The Age’s Jim Schembri thinks it lovely but a bit too long, writing:
IN WHAT has to be the most hyped and self-consciously local film since 1984’s The Man From Snowy River, the anxiously anticipated Australia is not a bad film. But it’s far from a great one, and certainly not one destined to be a classic.
That’s not to say it won’t be popular, possibly wildly so. The film has broad appeal, particularly to the chick-flick market, with its sweeping, overlong melodramatic saga about cattle drives, the stolen generations, the bombing of Darwin and Hugh Jackman’s abs.

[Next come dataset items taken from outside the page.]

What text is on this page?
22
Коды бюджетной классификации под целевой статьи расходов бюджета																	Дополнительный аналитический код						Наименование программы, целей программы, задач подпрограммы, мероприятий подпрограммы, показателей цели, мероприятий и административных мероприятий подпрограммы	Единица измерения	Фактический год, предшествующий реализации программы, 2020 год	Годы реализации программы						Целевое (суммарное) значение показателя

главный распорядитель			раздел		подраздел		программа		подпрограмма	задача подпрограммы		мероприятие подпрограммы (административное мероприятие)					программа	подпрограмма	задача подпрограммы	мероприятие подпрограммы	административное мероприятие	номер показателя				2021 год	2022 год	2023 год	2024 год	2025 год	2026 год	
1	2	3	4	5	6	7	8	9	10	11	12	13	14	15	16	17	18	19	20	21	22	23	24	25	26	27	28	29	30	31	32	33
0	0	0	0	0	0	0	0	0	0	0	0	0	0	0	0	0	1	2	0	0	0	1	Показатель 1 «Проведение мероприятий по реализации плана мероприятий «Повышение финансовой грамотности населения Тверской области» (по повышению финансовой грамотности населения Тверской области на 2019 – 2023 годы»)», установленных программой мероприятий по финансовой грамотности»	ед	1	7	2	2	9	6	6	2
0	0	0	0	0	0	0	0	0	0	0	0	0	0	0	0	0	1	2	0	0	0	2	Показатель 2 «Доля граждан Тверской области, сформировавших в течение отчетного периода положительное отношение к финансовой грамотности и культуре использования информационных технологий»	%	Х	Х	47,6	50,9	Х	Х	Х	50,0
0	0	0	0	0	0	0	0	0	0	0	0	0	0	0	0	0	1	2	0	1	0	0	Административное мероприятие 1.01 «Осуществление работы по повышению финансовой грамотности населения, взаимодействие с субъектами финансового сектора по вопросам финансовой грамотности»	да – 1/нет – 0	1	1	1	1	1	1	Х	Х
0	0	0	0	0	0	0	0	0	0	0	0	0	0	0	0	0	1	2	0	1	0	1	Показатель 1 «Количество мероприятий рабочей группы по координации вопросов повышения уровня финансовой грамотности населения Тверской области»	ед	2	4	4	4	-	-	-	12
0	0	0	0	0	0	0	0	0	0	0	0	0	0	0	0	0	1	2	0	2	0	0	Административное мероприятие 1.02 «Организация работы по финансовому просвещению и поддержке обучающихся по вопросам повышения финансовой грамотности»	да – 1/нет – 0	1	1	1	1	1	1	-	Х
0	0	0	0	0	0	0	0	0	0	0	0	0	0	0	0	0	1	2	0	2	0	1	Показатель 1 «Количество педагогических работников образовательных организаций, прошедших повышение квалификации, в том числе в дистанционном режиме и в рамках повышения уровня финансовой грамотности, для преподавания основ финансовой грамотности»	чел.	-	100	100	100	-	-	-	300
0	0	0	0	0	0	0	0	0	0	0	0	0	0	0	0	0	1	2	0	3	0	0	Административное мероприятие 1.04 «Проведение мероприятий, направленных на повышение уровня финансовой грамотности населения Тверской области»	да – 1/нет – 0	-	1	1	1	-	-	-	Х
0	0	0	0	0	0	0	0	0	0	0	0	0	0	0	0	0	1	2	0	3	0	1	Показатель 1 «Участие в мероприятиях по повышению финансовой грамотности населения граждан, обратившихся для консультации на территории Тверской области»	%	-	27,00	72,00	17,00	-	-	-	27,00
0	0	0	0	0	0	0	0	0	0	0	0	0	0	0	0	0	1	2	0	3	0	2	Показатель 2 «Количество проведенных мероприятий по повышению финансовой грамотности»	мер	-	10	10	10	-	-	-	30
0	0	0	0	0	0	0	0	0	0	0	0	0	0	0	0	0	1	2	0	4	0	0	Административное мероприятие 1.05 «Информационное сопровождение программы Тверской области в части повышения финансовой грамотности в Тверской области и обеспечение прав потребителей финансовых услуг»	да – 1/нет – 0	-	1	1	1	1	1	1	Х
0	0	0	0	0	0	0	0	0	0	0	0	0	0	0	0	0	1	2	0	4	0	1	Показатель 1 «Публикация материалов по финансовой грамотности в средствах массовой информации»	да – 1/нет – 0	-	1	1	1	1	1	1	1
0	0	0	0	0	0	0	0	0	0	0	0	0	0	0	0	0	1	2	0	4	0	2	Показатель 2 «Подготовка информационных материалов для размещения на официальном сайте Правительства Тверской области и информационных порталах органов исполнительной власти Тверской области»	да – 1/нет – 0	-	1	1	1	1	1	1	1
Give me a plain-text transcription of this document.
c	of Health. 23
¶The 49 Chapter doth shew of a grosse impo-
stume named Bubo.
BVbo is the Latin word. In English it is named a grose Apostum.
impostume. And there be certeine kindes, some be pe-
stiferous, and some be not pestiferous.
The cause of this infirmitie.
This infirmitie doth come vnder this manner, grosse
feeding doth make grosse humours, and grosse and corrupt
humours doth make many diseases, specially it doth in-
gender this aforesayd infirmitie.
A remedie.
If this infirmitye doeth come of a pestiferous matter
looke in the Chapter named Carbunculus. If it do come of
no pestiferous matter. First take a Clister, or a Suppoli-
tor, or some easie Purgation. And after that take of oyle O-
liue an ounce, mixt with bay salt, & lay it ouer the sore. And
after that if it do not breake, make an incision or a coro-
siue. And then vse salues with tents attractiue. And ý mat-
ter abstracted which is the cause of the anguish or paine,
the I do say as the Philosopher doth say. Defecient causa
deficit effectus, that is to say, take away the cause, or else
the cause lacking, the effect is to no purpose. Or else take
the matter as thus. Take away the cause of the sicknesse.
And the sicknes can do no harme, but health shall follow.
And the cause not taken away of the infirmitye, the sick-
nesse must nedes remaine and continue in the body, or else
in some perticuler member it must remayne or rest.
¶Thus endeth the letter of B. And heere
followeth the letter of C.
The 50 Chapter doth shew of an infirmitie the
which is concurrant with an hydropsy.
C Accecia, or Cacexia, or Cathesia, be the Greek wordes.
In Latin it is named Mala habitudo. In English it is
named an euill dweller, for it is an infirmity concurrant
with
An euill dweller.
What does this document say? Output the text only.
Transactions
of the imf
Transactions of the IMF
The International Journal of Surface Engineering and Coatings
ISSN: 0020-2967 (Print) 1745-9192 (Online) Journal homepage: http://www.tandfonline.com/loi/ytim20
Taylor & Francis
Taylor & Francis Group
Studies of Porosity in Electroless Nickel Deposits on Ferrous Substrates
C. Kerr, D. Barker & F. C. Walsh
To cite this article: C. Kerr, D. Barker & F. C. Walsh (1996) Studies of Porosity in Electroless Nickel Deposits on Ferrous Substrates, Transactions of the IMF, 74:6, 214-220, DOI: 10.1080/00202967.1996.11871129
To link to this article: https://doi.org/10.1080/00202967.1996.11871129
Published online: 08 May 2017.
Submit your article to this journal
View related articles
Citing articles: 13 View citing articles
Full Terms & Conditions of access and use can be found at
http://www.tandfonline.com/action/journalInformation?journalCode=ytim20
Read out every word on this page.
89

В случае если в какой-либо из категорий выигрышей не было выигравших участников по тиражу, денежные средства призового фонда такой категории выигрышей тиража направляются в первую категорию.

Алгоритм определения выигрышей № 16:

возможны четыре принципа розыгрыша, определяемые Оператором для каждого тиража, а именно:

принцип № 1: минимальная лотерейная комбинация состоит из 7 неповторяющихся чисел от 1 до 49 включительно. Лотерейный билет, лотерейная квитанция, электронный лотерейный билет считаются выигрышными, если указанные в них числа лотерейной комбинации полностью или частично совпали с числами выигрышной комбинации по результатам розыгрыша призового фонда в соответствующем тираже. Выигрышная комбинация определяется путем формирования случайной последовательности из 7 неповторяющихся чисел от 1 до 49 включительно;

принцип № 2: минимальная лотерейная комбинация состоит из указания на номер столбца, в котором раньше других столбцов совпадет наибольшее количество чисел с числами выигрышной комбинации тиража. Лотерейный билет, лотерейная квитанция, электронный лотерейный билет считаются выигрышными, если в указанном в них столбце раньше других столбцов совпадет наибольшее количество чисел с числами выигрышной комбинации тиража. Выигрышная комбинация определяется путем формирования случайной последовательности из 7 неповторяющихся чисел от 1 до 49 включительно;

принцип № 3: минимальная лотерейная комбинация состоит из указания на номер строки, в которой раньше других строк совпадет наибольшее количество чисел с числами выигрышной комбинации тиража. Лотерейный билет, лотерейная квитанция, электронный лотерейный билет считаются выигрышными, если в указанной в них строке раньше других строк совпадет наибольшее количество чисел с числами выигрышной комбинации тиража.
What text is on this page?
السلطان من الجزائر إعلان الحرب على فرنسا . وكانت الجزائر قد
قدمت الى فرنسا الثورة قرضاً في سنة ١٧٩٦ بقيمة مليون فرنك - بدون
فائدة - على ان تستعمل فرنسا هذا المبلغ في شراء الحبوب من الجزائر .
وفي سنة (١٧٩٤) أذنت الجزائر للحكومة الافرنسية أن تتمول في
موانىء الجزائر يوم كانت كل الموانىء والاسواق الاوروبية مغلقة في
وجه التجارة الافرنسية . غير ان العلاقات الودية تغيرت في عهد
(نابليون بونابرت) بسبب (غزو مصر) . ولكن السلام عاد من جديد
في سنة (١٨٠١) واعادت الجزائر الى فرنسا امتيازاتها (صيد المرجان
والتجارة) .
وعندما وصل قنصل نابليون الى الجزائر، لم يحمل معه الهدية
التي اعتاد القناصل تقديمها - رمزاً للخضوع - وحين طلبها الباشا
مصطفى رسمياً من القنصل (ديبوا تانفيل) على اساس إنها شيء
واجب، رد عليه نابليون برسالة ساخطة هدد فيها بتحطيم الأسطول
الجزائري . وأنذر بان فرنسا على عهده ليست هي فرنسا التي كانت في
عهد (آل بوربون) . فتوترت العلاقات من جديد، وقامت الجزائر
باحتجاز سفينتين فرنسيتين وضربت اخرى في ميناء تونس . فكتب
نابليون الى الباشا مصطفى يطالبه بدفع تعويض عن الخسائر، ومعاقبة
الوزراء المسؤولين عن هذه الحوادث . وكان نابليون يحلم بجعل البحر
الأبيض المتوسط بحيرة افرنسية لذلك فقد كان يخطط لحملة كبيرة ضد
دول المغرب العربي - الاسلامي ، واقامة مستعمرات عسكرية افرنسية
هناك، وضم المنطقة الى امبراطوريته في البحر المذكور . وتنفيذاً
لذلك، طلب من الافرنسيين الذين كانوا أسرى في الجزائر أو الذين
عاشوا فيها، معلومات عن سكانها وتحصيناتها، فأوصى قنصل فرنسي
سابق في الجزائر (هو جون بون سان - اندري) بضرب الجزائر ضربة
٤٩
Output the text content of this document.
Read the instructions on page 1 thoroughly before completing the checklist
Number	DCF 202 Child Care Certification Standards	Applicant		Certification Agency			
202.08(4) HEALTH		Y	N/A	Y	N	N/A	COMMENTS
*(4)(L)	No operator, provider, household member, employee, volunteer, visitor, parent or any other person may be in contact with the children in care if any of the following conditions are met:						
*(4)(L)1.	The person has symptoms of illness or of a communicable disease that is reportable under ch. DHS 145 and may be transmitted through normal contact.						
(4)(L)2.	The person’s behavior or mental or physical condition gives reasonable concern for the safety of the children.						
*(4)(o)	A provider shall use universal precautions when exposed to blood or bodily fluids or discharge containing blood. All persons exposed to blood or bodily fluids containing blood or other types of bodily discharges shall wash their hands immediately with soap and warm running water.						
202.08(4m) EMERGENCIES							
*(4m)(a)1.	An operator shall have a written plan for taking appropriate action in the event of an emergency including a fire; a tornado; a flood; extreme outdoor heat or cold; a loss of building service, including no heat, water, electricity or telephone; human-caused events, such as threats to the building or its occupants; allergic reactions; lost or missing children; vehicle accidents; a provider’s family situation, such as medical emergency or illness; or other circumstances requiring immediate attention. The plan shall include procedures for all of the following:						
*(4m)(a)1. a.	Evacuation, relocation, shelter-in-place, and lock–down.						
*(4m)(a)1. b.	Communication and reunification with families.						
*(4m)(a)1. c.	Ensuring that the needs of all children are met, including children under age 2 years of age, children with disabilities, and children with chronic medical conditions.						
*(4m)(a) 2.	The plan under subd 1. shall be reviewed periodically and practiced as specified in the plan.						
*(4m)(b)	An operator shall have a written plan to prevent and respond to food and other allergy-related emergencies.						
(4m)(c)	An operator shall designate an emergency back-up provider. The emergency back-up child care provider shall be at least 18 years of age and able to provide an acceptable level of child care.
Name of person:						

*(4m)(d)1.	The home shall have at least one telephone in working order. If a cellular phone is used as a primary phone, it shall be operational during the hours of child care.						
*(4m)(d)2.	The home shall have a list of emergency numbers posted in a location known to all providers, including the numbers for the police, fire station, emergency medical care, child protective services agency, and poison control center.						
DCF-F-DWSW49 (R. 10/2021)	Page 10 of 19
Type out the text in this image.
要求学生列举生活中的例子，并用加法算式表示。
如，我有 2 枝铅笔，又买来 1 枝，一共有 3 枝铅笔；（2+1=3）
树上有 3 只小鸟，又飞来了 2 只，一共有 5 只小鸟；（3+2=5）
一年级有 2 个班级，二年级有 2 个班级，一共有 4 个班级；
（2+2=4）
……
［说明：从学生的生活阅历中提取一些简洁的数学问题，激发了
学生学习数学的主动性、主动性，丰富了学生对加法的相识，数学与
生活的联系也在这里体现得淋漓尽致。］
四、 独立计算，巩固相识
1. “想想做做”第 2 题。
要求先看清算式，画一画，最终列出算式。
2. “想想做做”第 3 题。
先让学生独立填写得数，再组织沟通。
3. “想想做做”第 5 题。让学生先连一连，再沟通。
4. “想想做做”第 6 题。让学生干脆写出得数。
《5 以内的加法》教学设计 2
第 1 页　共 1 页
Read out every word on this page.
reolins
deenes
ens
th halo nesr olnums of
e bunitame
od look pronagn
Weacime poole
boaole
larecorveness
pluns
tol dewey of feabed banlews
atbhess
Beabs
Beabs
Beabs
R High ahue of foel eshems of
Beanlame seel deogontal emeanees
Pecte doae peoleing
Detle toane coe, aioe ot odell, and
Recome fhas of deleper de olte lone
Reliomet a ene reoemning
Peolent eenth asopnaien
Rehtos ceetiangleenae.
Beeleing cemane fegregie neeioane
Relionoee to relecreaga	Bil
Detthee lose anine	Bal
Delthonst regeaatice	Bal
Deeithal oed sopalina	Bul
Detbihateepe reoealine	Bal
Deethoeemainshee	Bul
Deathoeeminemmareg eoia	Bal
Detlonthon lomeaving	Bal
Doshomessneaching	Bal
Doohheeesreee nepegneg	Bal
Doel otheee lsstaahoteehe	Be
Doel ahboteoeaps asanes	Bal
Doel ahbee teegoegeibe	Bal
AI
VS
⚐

The story involves a prissy English woman (Nicole Kidman) who, with the help of a stockman known enigmatically as “The Drover” (Jackman), tries saving her troubled cattle station from a greedy cattleman (Bryan Brown) and his evil relative (David Wenham).
Blended into the tale is the touching story of a little boy of mixed blood, who serves as a symbol for the stolen generations and racism.
The film is fine, and never boring but, boy, is it overlong. At a mammoth 165 minutes it feels too much like a work-in-progress. There is a lot of narrative flab and longueurs in the first two hours and the film often has the pace of a steamroller with engine trouble.
Meanwhile, this review is the flipside, suggesting a winner waiting to spring, “HE SET himself an enormous challenge, but Baz Luhrmann has pulled off an incredible film in Australia.”